Так, надо собраться. Раз-два-три-четыре-пять. Нужно успокоиться, если хочешь выйти отсюда живой, Ника. Где бы ты ни оказалась, хозяин данного помещения с головой не дружит. Значит, небольшое сотрясение ему совсем-совсем не помешает. Ищем тяжелое. Только не постамент, его она не коснется и под страхом смерти.
Такой постамент был не один. Плоский камень, он словно переносил на несколько веков назад. Еще на двух из них высились маски смерти… А вот третий… Третий был пустой. Внутренне содрогаясь (у нее был вариант, для чьей маски приготовлен сей предмет), Ника схватила камень. Тяжеловатый. Как бы не убить таким! А может, и к лучшему, если такой несчастный случай произойдет? Ведь он девочек убивал явно не задумываясь.
От собственных мыслей кожу покрыли мурашки. Неужели она всерьез об этом подумала? Неужели она смогла бы убить? Вцепилась крепче в камень, ломая длинные ногти. Призадумалась. Всерьез. Как она только могла докатиться до таких мыслей? Но окружающая обстановка давила, казалось, со всех сторон на нее смотрят убитые девочки… Бедные, такие молодые, им бы еще жить и жить… Но смогла бы она сама отнять у кого-то жизнь? Один из сломанных ногтей Ника безжалостно отодрала зубами, обдумывая. А когда поняла — вздохнула с облегчением. Нет. Какой бы мразью не был человек, в чье логово она попала, Северцева совсем не хотела провести остаток жизни в тюрьме. Впрочем, разве не в тюрьме она сейчас находится? Тюрьме вне закона…

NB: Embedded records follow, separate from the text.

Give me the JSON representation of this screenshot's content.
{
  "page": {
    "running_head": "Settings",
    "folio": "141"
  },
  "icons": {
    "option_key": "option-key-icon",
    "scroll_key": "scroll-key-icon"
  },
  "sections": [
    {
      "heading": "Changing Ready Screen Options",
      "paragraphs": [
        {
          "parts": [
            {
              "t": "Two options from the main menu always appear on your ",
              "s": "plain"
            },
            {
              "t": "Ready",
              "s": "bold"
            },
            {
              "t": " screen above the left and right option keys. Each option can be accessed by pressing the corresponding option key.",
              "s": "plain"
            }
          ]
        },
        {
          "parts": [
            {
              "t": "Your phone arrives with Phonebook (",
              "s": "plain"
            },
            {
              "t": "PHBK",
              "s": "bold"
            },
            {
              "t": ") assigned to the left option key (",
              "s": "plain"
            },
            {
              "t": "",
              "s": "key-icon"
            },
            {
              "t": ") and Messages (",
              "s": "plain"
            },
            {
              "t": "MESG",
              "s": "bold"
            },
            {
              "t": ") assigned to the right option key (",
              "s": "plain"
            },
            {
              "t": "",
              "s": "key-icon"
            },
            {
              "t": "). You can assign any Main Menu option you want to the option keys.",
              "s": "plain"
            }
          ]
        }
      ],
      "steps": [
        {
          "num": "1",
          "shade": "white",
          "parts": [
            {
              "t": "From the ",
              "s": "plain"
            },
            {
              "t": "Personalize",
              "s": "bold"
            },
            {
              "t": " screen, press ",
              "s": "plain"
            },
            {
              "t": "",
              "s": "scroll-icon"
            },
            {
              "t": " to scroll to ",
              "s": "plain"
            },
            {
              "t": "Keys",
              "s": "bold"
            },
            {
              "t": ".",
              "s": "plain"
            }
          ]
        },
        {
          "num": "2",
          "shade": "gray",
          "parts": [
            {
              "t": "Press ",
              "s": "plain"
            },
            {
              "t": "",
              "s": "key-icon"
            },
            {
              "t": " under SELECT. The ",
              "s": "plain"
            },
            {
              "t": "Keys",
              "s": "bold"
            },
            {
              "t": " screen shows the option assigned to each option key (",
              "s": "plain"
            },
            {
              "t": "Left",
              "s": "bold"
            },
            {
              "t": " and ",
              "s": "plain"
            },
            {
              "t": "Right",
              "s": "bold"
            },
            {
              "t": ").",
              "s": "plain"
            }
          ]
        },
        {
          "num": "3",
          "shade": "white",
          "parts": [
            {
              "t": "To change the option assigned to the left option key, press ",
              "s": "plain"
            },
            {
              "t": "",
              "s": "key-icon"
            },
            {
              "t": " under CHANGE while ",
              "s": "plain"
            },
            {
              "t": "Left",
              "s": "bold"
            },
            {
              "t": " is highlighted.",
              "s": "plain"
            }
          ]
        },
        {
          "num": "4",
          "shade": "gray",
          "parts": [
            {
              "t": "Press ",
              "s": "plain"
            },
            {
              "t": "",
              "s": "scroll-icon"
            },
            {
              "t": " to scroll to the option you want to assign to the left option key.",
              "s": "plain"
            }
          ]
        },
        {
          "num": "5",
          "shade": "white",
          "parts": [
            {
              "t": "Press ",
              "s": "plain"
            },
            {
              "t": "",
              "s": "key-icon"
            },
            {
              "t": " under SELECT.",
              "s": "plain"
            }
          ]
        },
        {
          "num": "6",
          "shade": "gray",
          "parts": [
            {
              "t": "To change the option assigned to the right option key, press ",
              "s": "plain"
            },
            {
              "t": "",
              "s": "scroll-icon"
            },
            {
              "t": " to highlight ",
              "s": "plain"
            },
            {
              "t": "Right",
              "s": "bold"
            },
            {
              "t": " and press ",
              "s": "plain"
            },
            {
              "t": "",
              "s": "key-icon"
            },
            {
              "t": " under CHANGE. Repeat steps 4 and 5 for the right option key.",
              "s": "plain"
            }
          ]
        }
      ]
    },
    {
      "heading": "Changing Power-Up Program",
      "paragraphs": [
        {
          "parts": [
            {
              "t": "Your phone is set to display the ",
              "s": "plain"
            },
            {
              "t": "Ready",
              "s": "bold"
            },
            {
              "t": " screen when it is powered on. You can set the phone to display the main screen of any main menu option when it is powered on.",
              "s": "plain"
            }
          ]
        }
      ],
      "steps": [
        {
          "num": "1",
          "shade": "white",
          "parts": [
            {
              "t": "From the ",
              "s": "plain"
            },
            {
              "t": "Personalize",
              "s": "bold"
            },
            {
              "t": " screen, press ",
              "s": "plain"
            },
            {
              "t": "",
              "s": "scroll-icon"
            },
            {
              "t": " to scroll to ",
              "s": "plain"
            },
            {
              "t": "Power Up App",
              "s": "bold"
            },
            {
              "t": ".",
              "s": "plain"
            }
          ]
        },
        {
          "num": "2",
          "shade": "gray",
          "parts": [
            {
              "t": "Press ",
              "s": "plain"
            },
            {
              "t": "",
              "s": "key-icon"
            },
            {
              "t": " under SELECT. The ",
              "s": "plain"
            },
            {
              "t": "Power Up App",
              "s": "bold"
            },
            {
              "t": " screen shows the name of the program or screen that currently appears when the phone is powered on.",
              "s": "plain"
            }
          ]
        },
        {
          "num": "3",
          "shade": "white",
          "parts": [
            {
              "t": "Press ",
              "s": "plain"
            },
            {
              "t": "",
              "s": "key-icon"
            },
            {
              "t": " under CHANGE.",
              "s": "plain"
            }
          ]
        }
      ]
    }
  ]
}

Настроение маятником скакало от упаднического до боевого. То Нике хотелось буянить и все кружить, особенно столь гостеприимного хозяина. То сложить лапки и тихо-мирно умирать — все равно бороться не было смысла, она заперта в четырех стенах, никто ее не найдет.
Интересно, а кто все-таки тот псих, что ее запер? Она даже не помнила толком, как тут оказалась. В парке, кажется, кто-то ее о чем-то спросил, вот только черты лица Ника вспомнить не могла. Помнила, как начала отвечать, а затем — туман, темнота.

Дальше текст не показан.